I had a question the other day on twitter as to if it’s possible to run drush sites aliases in parallel. Apparently I was asking the question the wrong way as @greg_1_anderson (Drush co-maintainer) told me that Drush supported –concurrent and apparently has for several years. In fact, its supported it so long and is so under used that they might remove it from Drush as a result :).

So here’s my post doing some testing of running drush with concurrency to illustrate how and why you might want to use it. Criteria for using this:

  • You have multiple site aliases you want to run the same command against
  • This could be a multi-site or running against multiple remotes

Multisite is probably the best use-case for improving performance because you might just say “Use ansible” or some other provisioner to hit things in parallel. I live blogged via this issue in the ELMSLN issue queue while playing with this but I’m consolidating the findings here.

The server specs that these tests were run on: 2 CPU, 6 gig RHEL 6 based server. To test these things, I ran drush @courses-all rr –y which in our setup will run registry rebuild against 58 sites in a multi-site configuration. RR is provided by the registry rebuild drush plugin. While drush is a concurrency=1 default, I set it on purpose just to make sure.

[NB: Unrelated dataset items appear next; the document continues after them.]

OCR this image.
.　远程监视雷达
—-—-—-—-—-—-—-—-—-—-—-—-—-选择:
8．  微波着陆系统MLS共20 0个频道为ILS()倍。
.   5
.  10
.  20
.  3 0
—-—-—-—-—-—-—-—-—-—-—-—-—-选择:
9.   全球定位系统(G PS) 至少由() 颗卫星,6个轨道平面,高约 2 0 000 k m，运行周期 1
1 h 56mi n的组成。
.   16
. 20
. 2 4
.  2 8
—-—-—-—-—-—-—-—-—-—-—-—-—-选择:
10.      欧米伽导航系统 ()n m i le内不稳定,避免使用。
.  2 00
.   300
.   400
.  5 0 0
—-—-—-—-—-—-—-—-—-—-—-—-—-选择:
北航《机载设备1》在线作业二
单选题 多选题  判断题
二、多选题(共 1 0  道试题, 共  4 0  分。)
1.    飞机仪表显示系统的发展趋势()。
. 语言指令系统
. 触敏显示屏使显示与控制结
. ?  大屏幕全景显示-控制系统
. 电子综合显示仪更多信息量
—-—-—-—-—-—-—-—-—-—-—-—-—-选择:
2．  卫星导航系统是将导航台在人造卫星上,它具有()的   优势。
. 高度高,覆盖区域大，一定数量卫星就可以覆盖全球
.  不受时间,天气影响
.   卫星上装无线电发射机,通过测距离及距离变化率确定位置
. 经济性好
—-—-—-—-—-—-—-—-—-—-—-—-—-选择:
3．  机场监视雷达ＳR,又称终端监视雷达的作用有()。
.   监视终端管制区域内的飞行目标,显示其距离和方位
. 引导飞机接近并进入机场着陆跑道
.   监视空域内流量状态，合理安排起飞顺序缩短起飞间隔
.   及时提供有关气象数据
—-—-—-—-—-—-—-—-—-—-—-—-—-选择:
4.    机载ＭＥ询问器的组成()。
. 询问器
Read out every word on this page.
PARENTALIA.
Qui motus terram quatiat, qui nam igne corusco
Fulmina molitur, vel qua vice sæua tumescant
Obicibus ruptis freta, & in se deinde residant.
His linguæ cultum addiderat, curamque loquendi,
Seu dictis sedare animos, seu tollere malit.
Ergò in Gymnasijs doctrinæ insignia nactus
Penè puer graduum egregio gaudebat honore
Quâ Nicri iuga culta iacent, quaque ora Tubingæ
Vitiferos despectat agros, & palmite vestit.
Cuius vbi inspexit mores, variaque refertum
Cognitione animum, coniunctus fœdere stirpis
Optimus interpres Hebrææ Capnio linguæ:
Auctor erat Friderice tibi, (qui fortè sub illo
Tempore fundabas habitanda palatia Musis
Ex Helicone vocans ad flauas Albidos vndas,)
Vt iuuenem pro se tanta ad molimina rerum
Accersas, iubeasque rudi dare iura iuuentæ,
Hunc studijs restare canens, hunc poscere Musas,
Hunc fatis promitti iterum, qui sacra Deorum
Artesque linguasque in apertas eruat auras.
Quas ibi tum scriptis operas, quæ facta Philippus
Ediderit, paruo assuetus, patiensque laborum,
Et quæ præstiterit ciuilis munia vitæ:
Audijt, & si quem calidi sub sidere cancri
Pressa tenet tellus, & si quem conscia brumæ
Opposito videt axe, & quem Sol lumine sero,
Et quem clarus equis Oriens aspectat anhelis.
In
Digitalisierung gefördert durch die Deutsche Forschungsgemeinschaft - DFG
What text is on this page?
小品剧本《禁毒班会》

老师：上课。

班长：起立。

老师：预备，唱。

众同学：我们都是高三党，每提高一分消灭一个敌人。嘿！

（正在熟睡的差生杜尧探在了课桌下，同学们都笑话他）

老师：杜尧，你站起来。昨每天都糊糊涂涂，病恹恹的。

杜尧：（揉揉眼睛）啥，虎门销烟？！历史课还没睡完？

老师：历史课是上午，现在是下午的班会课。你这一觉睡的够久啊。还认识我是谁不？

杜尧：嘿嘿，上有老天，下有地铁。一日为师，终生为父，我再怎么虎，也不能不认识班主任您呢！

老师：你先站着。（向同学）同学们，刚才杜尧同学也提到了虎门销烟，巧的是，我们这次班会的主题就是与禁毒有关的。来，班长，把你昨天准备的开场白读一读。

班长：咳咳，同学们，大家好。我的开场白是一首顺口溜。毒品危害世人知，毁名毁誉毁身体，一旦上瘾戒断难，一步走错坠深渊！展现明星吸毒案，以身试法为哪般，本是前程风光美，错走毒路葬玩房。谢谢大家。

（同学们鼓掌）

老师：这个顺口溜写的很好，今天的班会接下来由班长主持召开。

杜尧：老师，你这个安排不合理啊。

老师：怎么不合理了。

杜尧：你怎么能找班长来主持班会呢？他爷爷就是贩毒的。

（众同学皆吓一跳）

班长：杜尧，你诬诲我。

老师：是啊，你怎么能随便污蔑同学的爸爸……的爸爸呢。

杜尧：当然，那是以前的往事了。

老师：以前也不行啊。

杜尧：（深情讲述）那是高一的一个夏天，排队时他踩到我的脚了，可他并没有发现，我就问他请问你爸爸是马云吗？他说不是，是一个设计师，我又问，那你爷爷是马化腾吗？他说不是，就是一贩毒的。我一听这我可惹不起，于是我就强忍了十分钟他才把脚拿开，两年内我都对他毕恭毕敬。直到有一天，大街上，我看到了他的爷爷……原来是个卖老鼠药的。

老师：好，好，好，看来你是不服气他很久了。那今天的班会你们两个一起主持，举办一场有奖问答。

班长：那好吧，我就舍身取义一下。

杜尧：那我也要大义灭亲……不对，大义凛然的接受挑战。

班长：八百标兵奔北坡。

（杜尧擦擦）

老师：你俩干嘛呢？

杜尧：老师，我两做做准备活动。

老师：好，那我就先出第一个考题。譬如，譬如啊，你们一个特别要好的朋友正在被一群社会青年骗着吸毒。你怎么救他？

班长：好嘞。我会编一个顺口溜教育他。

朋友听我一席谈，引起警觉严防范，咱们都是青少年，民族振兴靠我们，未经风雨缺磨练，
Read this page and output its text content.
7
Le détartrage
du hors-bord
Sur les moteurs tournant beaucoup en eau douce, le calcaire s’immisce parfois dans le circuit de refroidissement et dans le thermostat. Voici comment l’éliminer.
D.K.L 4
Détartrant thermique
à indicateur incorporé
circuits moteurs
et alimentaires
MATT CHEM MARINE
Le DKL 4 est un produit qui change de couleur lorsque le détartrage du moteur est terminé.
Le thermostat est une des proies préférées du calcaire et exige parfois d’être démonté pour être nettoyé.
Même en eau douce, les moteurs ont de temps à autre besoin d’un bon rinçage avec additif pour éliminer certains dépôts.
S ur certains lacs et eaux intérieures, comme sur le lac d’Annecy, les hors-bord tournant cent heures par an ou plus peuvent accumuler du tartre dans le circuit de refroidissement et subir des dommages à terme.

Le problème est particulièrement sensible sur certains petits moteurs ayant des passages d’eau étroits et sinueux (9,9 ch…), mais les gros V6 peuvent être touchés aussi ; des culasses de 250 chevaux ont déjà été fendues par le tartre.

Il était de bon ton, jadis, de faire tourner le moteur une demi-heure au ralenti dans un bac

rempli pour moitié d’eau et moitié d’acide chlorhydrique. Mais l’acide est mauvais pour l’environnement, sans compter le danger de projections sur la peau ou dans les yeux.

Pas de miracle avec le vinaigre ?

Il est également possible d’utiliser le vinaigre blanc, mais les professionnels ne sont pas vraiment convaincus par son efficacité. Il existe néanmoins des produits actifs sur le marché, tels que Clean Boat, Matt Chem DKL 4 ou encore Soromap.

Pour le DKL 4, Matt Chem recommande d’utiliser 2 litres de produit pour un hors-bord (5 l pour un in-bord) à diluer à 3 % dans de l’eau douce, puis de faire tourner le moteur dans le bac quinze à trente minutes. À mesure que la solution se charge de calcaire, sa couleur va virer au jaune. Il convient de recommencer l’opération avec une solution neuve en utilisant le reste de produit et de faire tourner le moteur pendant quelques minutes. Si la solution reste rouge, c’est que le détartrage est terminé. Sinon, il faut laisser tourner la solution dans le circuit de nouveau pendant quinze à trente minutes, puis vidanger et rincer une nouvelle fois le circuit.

time drush rr @coruses-all –concurrency=1 –strict=0 –v –y

Here’s what is produced if we did that command:

real 13m42.743s

Registry Rebuild is an aggressive command, so we kind of expect to see something like this. We’re at almost 14 minutes here. This is what kicked off my research, how to optimize this command

I started with a concurrency value of 10, that proved to be WAY too high. It maxed out my CPU but I got MUCH better results:

real 5m11.379s

It brought things down to 5 minutes, but 5 minutes of CPU max vs 14 minutes of much less so is a good trade. From there, I started trailing off from 10 to see if we could find that threshold. The visual below is runs at 10, 1, 6 and 7 concurrency. As you can see, 10 6 and 7 look very similar; we slam the CPU and we max out. The times for 6 and 7 were around 4:51. A huge gain but we’re still rocking 100% CPU which isn’t a good thing.

visualizing CPU usage

So we kept moving down. This graph shows 5 vs 3 vs 2 for the CPU bumps.

5 vs 3 vs 2

Three and two are very promising because while we hit 100% CPU, it’s for a very short period of time and in two concurrency we don’t hit 100, we just get close (90ish). The most impressive thing when hitting only 2 or 3 concurrent calls is that we finish the job substantially faster then 1 at a time (and not much different from 10).

Concurrency 3 (C3)

real 4m56.193s

Concurrency 2 (C2)

real 5m36.804s

Conclusions

While C3 is 40 seconds faster then C2 it might be worth just using two threads at a time because it’s not really fast enough to justify. C2 is almost 60% faster then the baseline. As a result, I adjusted our upgrade script to take advantage of the concurrency value so that we now do two threads at a time. I still need to run this in non-vagrant environments but the calls against more commands then just registry rebuild should provide an impressive gain.